III. Eternal Shengtang in the Line

The calligraphy technique created by Wu Daozi injects the rhythm of the calligraphy into the painting lines. Looking at the pattern of the god’s clothes in the “Sending Son King Picture”, you can see that the “folding the reed drawing” at the beginning of the pen is strong and powerful, and the “orchid leaf drawing” at the turning point is soft and elegant. This kind of rigid and soft line aesthetics is just like the dialogue between Zhang Xu’s wild grass and Yan Zhenqing’s calligraphy. In the mural “Vimaqi Statue”, the beard of the sick scrite is actually outlined with sharp thin lines, forming a wonderful tension with the soft robe.

The influence of this line revolution has been for thousands of years. The immortals floated in the “Chaoyuan Immortals Map” of Emperor Wuzong of the Northern Song Dynasty, the strange figure modeling written by Chen Hongqi in the Ming Dynasty, and even the ink splashing color of Zhang Daqian in modern times, can all show the continuation of Wu Daozi’s artistic genes. More importantly, he established the aesthetic standard of “vivid charm” of Chinese painting, so that later painters have always pursued the open, inclusive and vigorous soul of the Tang Dynasty outside the brush and ink program.

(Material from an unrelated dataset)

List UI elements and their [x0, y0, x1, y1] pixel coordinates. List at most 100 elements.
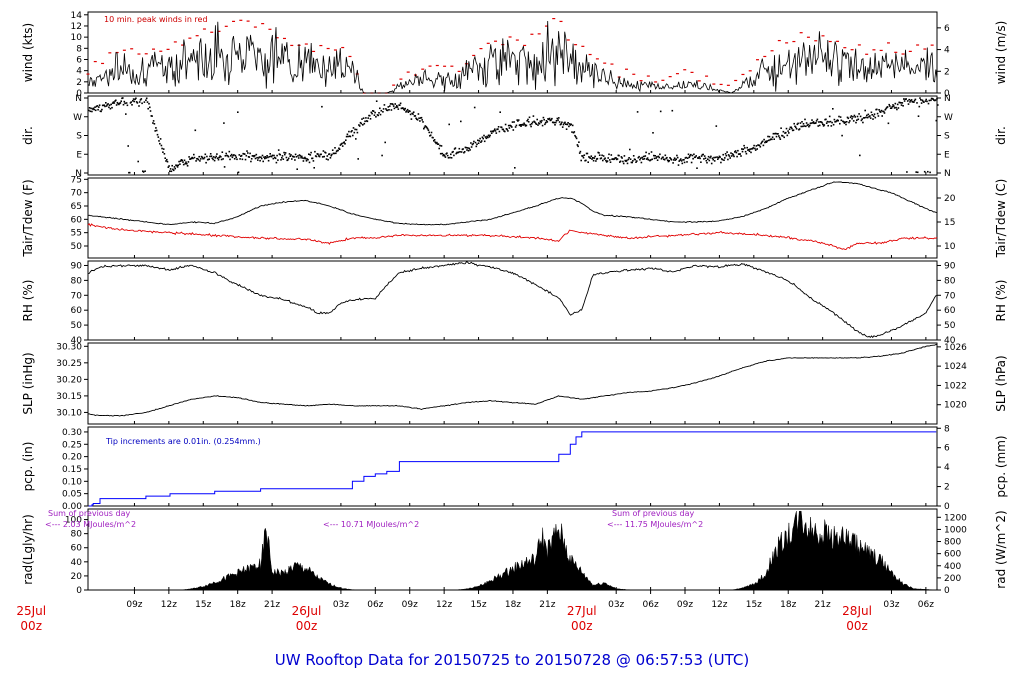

Today, when we face the copy of “Eighty-seven Immortals”, we can still feel the breathing and trembling of the lines written by Wu Daozi. Those flying belts are not only the peak of painting techniques, but also the visual crystallization of the spiritual energy of the whole Tang Dynasty. In this sense, Wu Daozi is not only a painter, but also a visual poet who uses lines to create images for the prosperous world. Every trace of his bald brush across the plain wall is the most moving epic fragment under the moon in Chang’an.